If we do not then perhaps one day it could be your son who is afraid to speak out.
Lack of Media Attention
Did you see those prison rape statistics? What about the statistics with LGBT men? Does one not think heterosexual men can get raped? Does that sound like something the media should be shining a spotlight on? We think so too.
There is a general lack of coverage about these issues that the media needs to be called out for. The #MeToo movement was a much-needed one to oust the bad actors in Hollywood. As many would attest, the movement morphed into, some parts good, and some parts a witch hunt with mostly men being the targets of such witch hunts. Male victims of sexual assault were never highlighted despite, again, the prison statistics alone providing more than enough stories.
The media played a role in that by, one, not highlighting the male victims of sexual assault, and two, elevating stories that may not have been accurate that targeted innocent men or those like Aziz Ansari. It was a two-pronged sword of ignoring an issue with victims attached while at the same time pushing any story that targeted the same gender without any consideration to the implications of such actions.

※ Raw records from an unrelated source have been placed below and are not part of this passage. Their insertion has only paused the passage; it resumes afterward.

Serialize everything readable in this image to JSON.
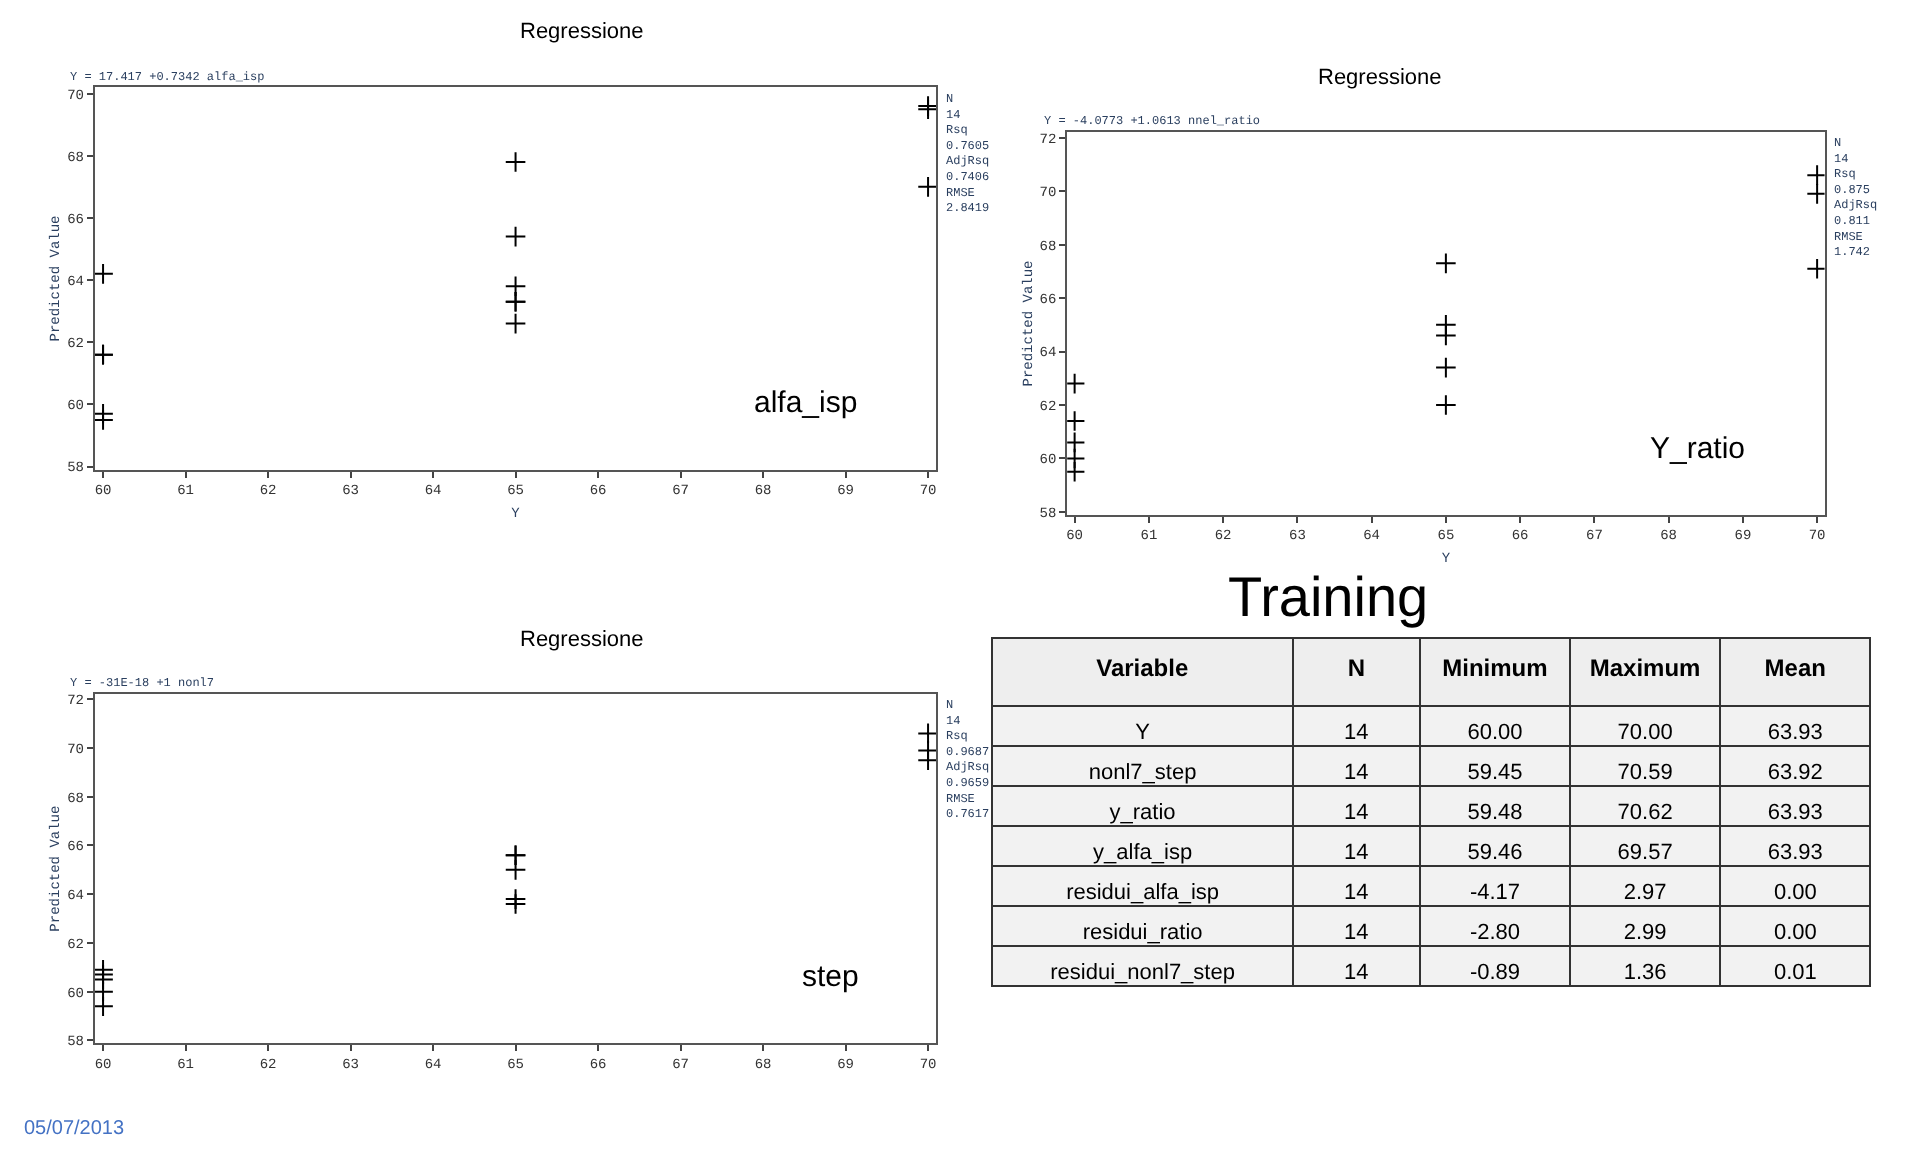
{
  "chart_data": [
    {
      "type": "scatter",
      "title": "Regressione",
      "xlabel": "Y",
      "ylabel": "Predicted Value",
      "marker": "cross",
      "x": [
        60,
        60,
        60,
        60,
        60,
        65,
        65,
        65,
        65,
        65,
        65,
        70,
        70,
        70
      ],
      "series": [
        {
          "color": "#000000",
          "values": [
            64.2,
            61.6,
            61.6,
            59.7,
            59.5,
            67.8,
            65.4,
            63.8,
            63.3,
            63.3,
            62.6,
            69.5,
            69.6,
            67.0
          ]
        }
      ],
      "xlim": [
        59.9,
        70.1
      ],
      "xticks": [
        60,
        61,
        62,
        63,
        64,
        65,
        66,
        67,
        68,
        69,
        70
      ],
      "ylim": [
        57.9,
        70.2
      ],
      "yticks": [
        58,
        60,
        62,
        64,
        66,
        68,
        70
      ],
      "annotations": [
        "Y = 17.417 +0.7342 alfa_isp",
        "N\n14\nRsq\n0.7605\nAdjRsq\n0.7406\nRMSE\n2.8419",
        "alfa_isp"
      ]
    },
    {
      "type": "scatter",
      "title": "Regressione",
      "xlabel": "Y",
      "ylabel": "Predicted Value",
      "marker": "cross",
      "x": [
        60,
        60,
        60,
        60,
        60,
        65,
        65,
        65,
        65,
        65,
        70,
        70,
        70
      ],
      "series": [
        {
          "color": "#000000",
          "values": [
            62.8,
            61.4,
            60.6,
            60.0,
            59.5,
            67.3,
            65.0,
            64.6,
            63.4,
            62.0,
            70.6,
            69.9,
            67.1
          ]
        }
      ],
      "xlim": [
        59.9,
        70.1
      ],
      "xticks": [
        60,
        61,
        62,
        63,
        64,
        65,
        66,
        67,
        68,
        69,
        70
      ],
      "ylim": [
        57.9,
        72.2
      ],
      "yticks": [
        58,
        60,
        62,
        64,
        66,
        68,
        70,
        72
      ],
      "annotations": [
        "Y = -4.0773 +1.0613 nnel_ratio",
        "N\n14\nRsq\n0.875\nAdjRsq\n0.811\nRMSE\n1.742",
        "Y_ratio"
      ]
    },
    {
      "type": "scatter",
      "title": "Regressione",
      "ylabel": "Predicted Value",
      "marker": "cross",
      "x": [
        60,
        60,
        60,
        60,
        60,
        65,
        65,
        65,
        65,
        65,
        70,
        70,
        70
      ],
      "series": [
        {
          "color": "#000000",
          "values": [
            60.9,
            60.7,
            60.5,
            60.0,
            59.4,
            65.6,
            65.6,
            65.0,
            63.8,
            63.6,
            70.6,
            69.9,
            69.5
          ]
        }
      ],
      "xlim": [
        59.9,
        70.1
      ],
      "xticks": [
        60,
        61,
        62,
        63,
        64,
        65,
        66,
        67,
        68,
        69,
        70
      ],
      "ylim": [
        57.9,
        72.2
      ],
      "yticks": [
        58,
        60,
        62,
        64,
        66,
        68,
        70,
        72
      ],
      "annotations": [
        "Y = -31E-18 +1 nonl7",
        "N\n14\nRsq\n0.9687\nAdjRsq\n0.9659\nRMSE\n0.7617",
        "step",
        "05/07/2013"
      ]
    },
    {
      "type": "other",
      "title": "Training",
      "categories": [
        "Variable",
        "N",
        "Minimum",
        "Maximum",
        "Mean"
      ],
      "annotations": [
        "Y",
        "14",
        "60.00",
        "70.00",
        "63.93",
        "nonl7_step",
        "14",
        "59.45",
        "70.59",
        "63.92",
        "y_ratio",
        "14",
        "59.48",
        "70.62",
        "63.93",
        "y_alfa_isp",
        "14",
        "59.46",
        "69.57",
        "63.93",
        "residui_alfa_isp",
        "14",
        "-4.17",
        "2.97",
        "0.00",
        "residui_ratio",
        "14",
        "-2.80",
        "2.99",
        "0.00",
        "residui_nonl7_step",
        "14",
        "-0.89",
        "1.36",
        "0.01"
      ]
    }
  ]
}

A good solution to this is for the mainstream media outlets to develop specialized personnel that can respond if someone calls their news stations or places of work.

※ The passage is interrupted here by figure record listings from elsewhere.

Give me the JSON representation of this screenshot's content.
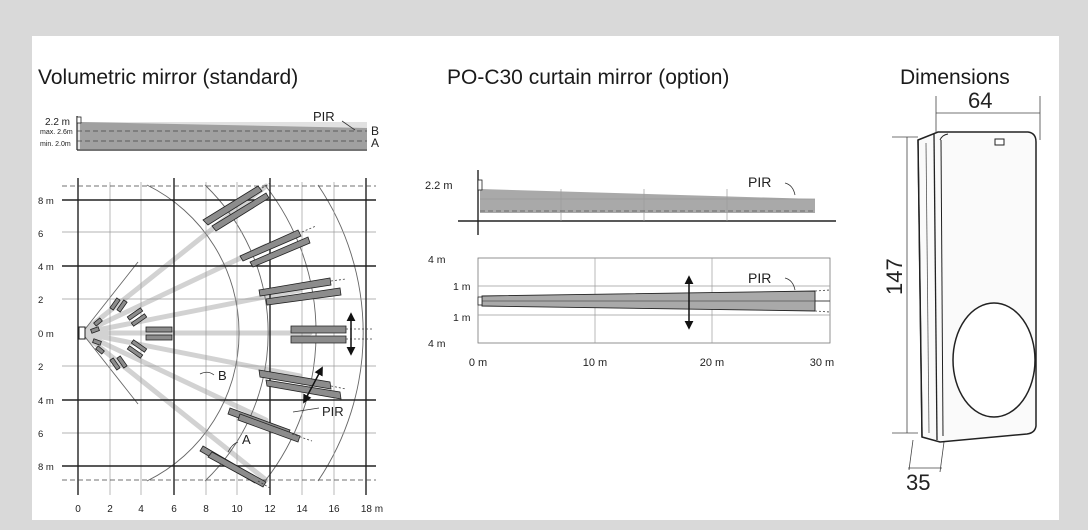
{
  "titles": {
    "volumetric": "Volumetric mirror (standard)",
    "curtain": "PO-C30 curtain mirror (option)",
    "dimensions": "Dimensions"
  },
  "volumetric": {
    "side": {
      "height_label": "2.2 m",
      "max_label": "max. 2.6m",
      "min_label": "min. 2.0m",
      "pir": "PIR",
      "a": "A",
      "b": "B"
    },
    "top": {
      "y_labels": [
        "8 m",
        "6",
        "4 m",
        "2",
        "0 m",
        "2",
        "4 m",
        "6",
        "8 m"
      ],
      "x_labels": [
        "0",
        "2",
        "4",
        "6",
        "8",
        "10",
        "12",
        "14",
        "16",
        "18 m"
      ],
      "b_label": "B",
      "a_label": "A",
      "pir": "PIR"
    }
  },
  "curtain": {
    "side": {
      "height_label": "2.2 m",
      "pir": "PIR"
    },
    "top": {
      "y_labels": [
        "4 m",
        "1 m",
        "1 m",
        "4 m"
      ],
      "x_labels": [
        "0 m",
        "10 m",
        "20 m",
        "30 m"
      ],
      "pir": "PIR"
    }
  },
  "dimensions": {
    "width": "64",
    "height": "147",
    "depth": "35"
  },
  "colors": {
    "zone": "#a9a9a9",
    "zone_dark": "#8c8c8c",
    "ray": "#d2d2d2",
    "line": "#222222"
  }
}
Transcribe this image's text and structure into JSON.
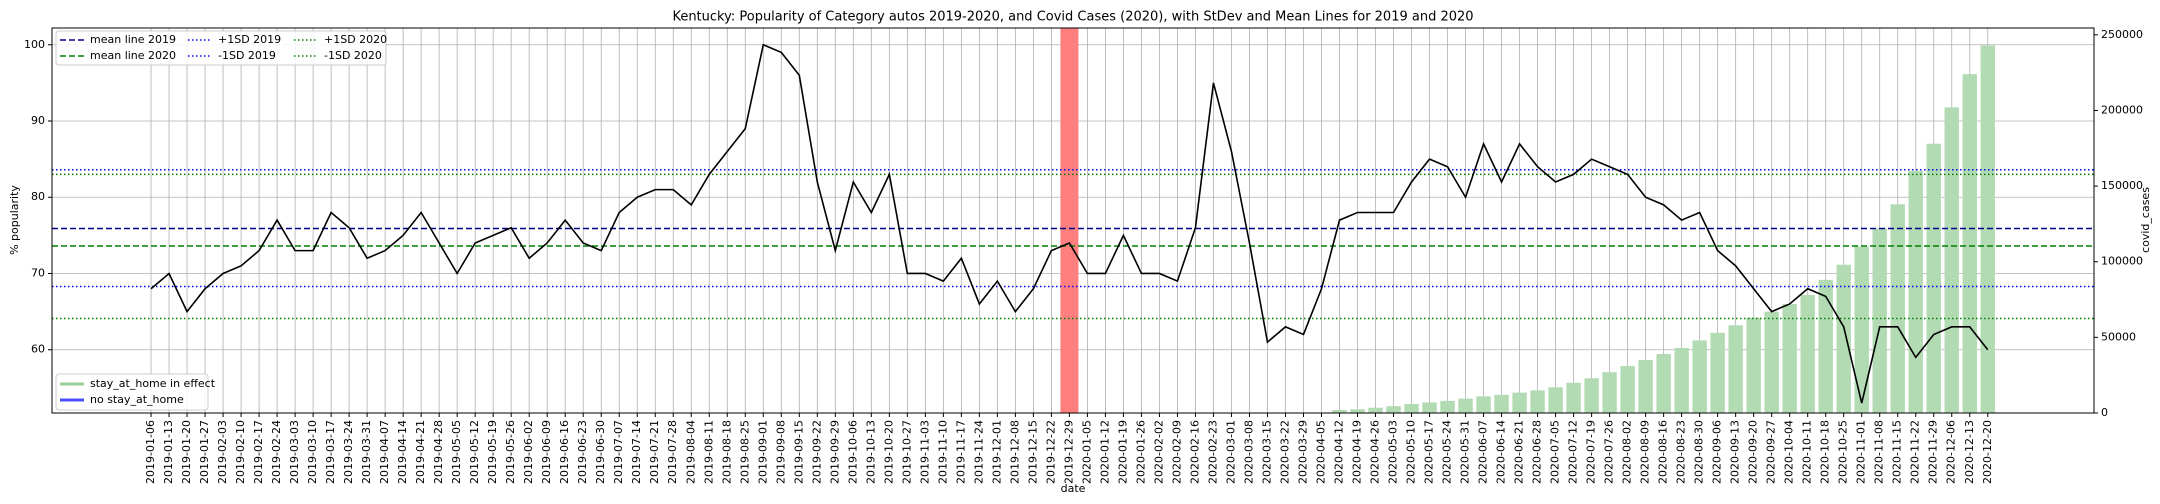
{
  "chart_data": {
    "type": "line",
    "title": "Kentucky: Popularity of Category autos 2019-2020, and Covid Cases (2020), with StDev and Mean Lines for 2019 and 2020",
    "xlabel": "date",
    "ylabel": "% popularity",
    "y2label": "covid_cases",
    "categories": [
      "2019-01-06",
      "2019-01-13",
      "2019-01-20",
      "2019-01-27",
      "2019-02-03",
      "2019-02-10",
      "2019-02-17",
      "2019-02-24",
      "2019-03-03",
      "2019-03-10",
      "2019-03-17",
      "2019-03-24",
      "2019-03-31",
      "2019-04-07",
      "2019-04-14",
      "2019-04-21",
      "2019-04-28",
      "2019-05-05",
      "2019-05-12",
      "2019-05-19",
      "2019-05-26",
      "2019-06-02",
      "2019-06-09",
      "2019-06-16",
      "2019-06-23",
      "2019-06-30",
      "2019-07-07",
      "2019-07-14",
      "2019-07-21",
      "2019-07-28",
      "2019-08-04",
      "2019-08-11",
      "2019-08-18",
      "2019-08-25",
      "2019-09-01",
      "2019-09-08",
      "2019-09-15",
      "2019-09-22",
      "2019-09-29",
      "2019-10-06",
      "2019-10-13",
      "2019-10-20",
      "2019-10-27",
      "2019-11-03",
      "2019-11-10",
      "2019-11-17",
      "2019-11-24",
      "2019-12-01",
      "2019-12-08",
      "2019-12-15",
      "2019-12-22",
      "2019-12-29",
      "2020-01-05",
      "2020-01-12",
      "2020-01-19",
      "2020-01-26",
      "2020-02-02",
      "2020-02-09",
      "2020-02-16",
      "2020-02-23",
      "2020-03-01",
      "2020-03-08",
      "2020-03-15",
      "2020-03-22",
      "2020-03-29",
      "2020-04-05",
      "2020-04-12",
      "2020-04-19",
      "2020-04-26",
      "2020-05-03",
      "2020-05-10",
      "2020-05-17",
      "2020-05-24",
      "2020-05-31",
      "2020-06-07",
      "2020-06-14",
      "2020-06-21",
      "2020-06-28",
      "2020-07-05",
      "2020-07-12",
      "2020-07-19",
      "2020-07-26",
      "2020-08-02",
      "2020-08-09",
      "2020-08-16",
      "2020-08-23",
      "2020-08-30",
      "2020-09-06",
      "2020-09-13",
      "2020-09-20",
      "2020-09-27",
      "2020-10-04",
      "2020-10-11",
      "2020-10-18",
      "2020-10-25",
      "2020-11-01",
      "2020-11-08",
      "2020-11-15",
      "2020-11-22",
      "2020-11-29",
      "2020-12-06",
      "2020-12-13",
      "2020-12-20"
    ],
    "series": [
      {
        "color": "#000000",
        "values": [
          68,
          70,
          65,
          68,
          70,
          71,
          73,
          77,
          73,
          73,
          78,
          76,
          72,
          73,
          75,
          78,
          74,
          70,
          74,
          75,
          76,
          72,
          74,
          77,
          74,
          73,
          78,
          80,
          81,
          81,
          79,
          83,
          86,
          89,
          100,
          99,
          96,
          82,
          73,
          82,
          78,
          83,
          70,
          70,
          69,
          72,
          66,
          69,
          65,
          68,
          73,
          74,
          70,
          70,
          75,
          70,
          70,
          69,
          76,
          95,
          86,
          74,
          61,
          63,
          62,
          68,
          77,
          78,
          78,
          78,
          82,
          85,
          84,
          80,
          87,
          82,
          87,
          84,
          82,
          83,
          85,
          84,
          83,
          80,
          79,
          77,
          78,
          73,
          71,
          68,
          65,
          66,
          68,
          67,
          63,
          53,
          63,
          63,
          59,
          62,
          63,
          63,
          60
        ]
      }
    ],
    "bars": {
      "color": "#b3dbb3",
      "axis": "y2",
      "values": [
        null,
        null,
        null,
        null,
        null,
        null,
        null,
        null,
        null,
        null,
        null,
        null,
        null,
        null,
        null,
        null,
        null,
        null,
        null,
        null,
        null,
        null,
        null,
        null,
        null,
        null,
        null,
        null,
        null,
        null,
        null,
        null,
        null,
        null,
        null,
        null,
        null,
        null,
        null,
        null,
        null,
        null,
        null,
        null,
        null,
        null,
        null,
        null,
        null,
        null,
        null,
        null,
        null,
        null,
        null,
        null,
        null,
        null,
        null,
        null,
        null,
        null,
        null,
        null,
        null,
        null,
        2000,
        2500,
        3500,
        4500,
        6000,
        7000,
        8000,
        9500,
        11000,
        12000,
        13500,
        15000,
        17000,
        20000,
        23000,
        27000,
        31000,
        35000,
        39000,
        43000,
        48000,
        53000,
        58000,
        63000,
        67000,
        72000,
        78000,
        88000,
        98000,
        110000,
        122000,
        138000,
        160000,
        178000,
        202000,
        224000,
        243000
      ]
    },
    "hlines": [
      {
        "name": "mean line 2019",
        "color": "#00008b",
        "style": "dashed",
        "value": 75.9
      },
      {
        "name": "mean line 2020",
        "color": "#008000",
        "style": "dashed",
        "value": 73.6
      },
      {
        "name": "+1SD 2019",
        "color": "#0000ff",
        "style": "dotted",
        "value": 83.6
      },
      {
        "name": "-1SD 2019",
        "color": "#0000ff",
        "style": "dotted",
        "value": 68.3
      },
      {
        "name": "+1SD 2020",
        "color": "#008000",
        "style": "dotted",
        "value": 83.0
      },
      {
        "name": "-1SD 2020",
        "color": "#008000",
        "style": "dotted",
        "value": 64.1
      }
    ],
    "legend2": [
      {
        "name": "stay_at_home in effect",
        "color": "#2ca02c"
      },
      {
        "name": "no stay_at_home",
        "color": "#0000ff"
      }
    ],
    "ylim": [
      51.7,
      102.2
    ],
    "yticks": [
      60,
      70,
      80,
      90,
      100
    ],
    "y2lim": [
      0,
      254500
    ],
    "y2ticks": [
      0,
      50000,
      100000,
      150000,
      200000,
      250000
    ],
    "grid": true
  }
}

For example, a person could have been raped, a judge gives a terrible ruling such as the Brock Turner case, and many outlets wouldn’t have trained personnel on staff to help deal with someone who may call in to report what happened in their case. Sometimes, people utilize the media to spread a message to the people to motivate action. Our media outlets and organizations must provide a safe pipeline for victims to report things that may occur.

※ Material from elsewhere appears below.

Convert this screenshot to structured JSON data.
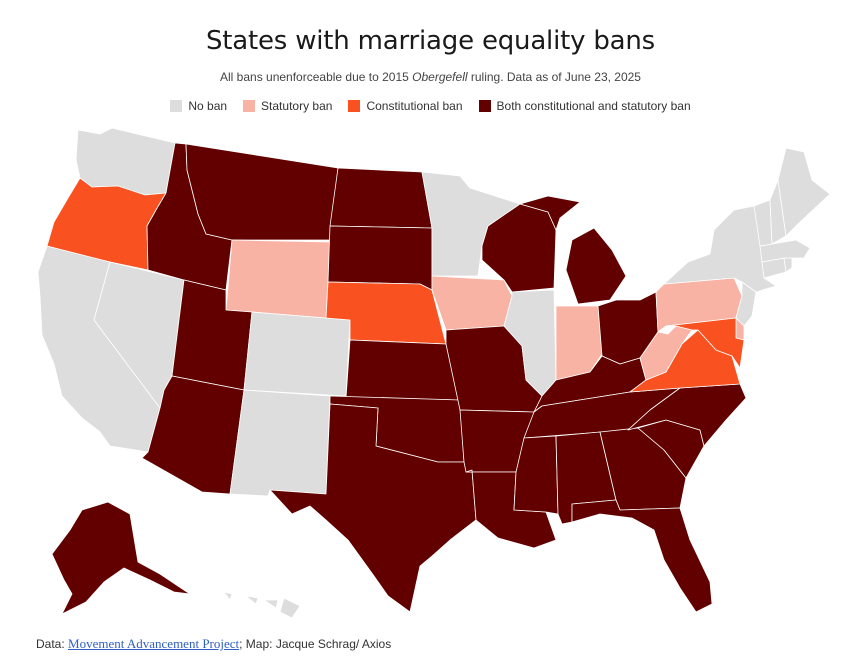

If media organizations have victims of sexual assault on staff then perhaps creating stories and dialogues utilizing that staff member could be beneficial. That would show that there are those in positions of power and influence that could identify with a victim. Having someone to look up to who experienced something similar in life could promote a culture of ending silence.
After all, isn’t that the whole point of the #MeToo movement?
Lack of Political Support
Point #3 explains part of this point. The politicians who push every story with a woman being the victim of sexual assault but never addressing the male victims are apart of the problem. Women being victims should always be highlighted. However, the same should be true for male victims as well.
When the Bret Kavanaugh situation was occurring we got stories and we don’t know one way or the other if those stories were accurate. However, millions were spent investigating Justice Kavanaugh into allegations of sexual assault but much less consideration is given to all the men in prisons who are raped on a darn near-daily basis.
We are not suggesting Mr. Kavanaugh should not have been investigated. All allegations of sexual assault should be investigated regardless if someone thinks those allegations have merit or not.
However, if such resources can be utilized with such speed and resolve then perhaps some of those same funds could have been utilized to investigate male sexual assault stories.
We must demand more of our leaders and lawmakers to address this growing problem that affects millions of our fellow Americans. Politicians, in particular, must address this problem and draft legislation to combat the unacceptable amount of sexual assault victims.
We must address the specter of sexual assault and squash out perpetration and victimization with equal rigor.
We cannot allow this epidemic to flourish and yet call ourselves a civilized society. Together, we can take a stand against sexual assault. We need to fight together no matter what the gender the victim just so happens to be.
That is equality. Anything less than equality produces a situation where work has to be done.